06/20/2017 02:10 EDT | Updated 06/20/2017 19:55 EDT

Canadians' Debt Headed For ‘Levels Beyond Historical Experience': PBO

Beware rising interest rates.

The warnings about Canadians taking on too much debt have been growing louder and more frequent lately, and the federal Parliamentary Budget Office (PBO) is adding its voice to the chorus.

If interest rates rise as projected in the next several years, Canadian households will be spending more of their paycheques paying down their debt than at any time in records going back 27 years, the PBO said in a report issued Tuesday.

Currently, the average household pays 14.2 per cent of its disposable income towards debt, the PBO estimated. Even though that is already elevated compared to historical norms, the debt service ratio, as it's known, will rise to 16.3 per cent by 2021, the budget watchdog predicted.

"Based on PBO's projection, the financial vulnerability of the average Canadian household would rise to levels beyond historical experience," the PBO stated. In other words, we don't know how this will turn out, because we've never had this much household debt before.

The Parliamentary Budget Office predicts the share of disposable income that Canadians spend on paying down debt will hit a record high in the coming years.

And the PBO predicts Canadians will continue to take on more debt, thanks to rising house prices and "elevated levels of consumer confidence."

For years, declining interest rates helped Canadians' debt payments stay in check, even as house prices rose aggressively. But the PBO says this is no longer the case — interest rates are near bottom, and as house prices rise, debt costs are rising.
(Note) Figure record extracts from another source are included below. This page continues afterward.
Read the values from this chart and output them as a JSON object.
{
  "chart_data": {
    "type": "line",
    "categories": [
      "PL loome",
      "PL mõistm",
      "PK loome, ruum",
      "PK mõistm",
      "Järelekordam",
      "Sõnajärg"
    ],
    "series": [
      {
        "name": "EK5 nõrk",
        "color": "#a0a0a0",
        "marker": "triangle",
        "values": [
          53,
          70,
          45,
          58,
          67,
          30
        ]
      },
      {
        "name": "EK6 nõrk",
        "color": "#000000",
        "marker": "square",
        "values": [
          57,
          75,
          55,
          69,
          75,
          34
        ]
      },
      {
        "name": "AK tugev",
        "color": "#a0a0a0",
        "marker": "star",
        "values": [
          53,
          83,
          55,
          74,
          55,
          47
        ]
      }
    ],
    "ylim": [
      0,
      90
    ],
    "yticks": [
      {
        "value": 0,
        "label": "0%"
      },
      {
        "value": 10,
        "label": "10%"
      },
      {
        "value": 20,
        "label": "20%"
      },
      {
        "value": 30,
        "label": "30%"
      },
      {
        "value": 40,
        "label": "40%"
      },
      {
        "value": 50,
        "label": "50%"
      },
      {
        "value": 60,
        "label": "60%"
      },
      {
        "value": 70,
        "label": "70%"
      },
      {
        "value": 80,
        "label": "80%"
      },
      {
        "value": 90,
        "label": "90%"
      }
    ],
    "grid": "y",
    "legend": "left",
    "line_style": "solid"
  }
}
The PBO's projections are based on an expected return to "normal" interest rates, in this case a return to a three-per-cent key lending rate at the Bank of Canada, which the PBO expects will happen by mid-2020. The Bank of Canada rate is currently at 0.5 per cent.

Interest rates could rise sooner than expected

But with Canada's economy firing on all pistons and job growth stronger than expected, Bank of Canada governor Stephen Poloz has hinted interest rate hikes may come sooner than expected.

Canada's low interest rates, put into place after the oil price collapse of 2014, have "done their work," Poloz recently commented.

As recently as several weeks ago, most analysts predicted that interest rates would start rising in Canada in 2018. Many have now shifted their expectations, predicting rates could start rising as early as October, with even a possibility of a rate hike next month.

That's a clear sign now is the time for consumers to get their financial houses in order. Either that, or face debt payments of historic proportions.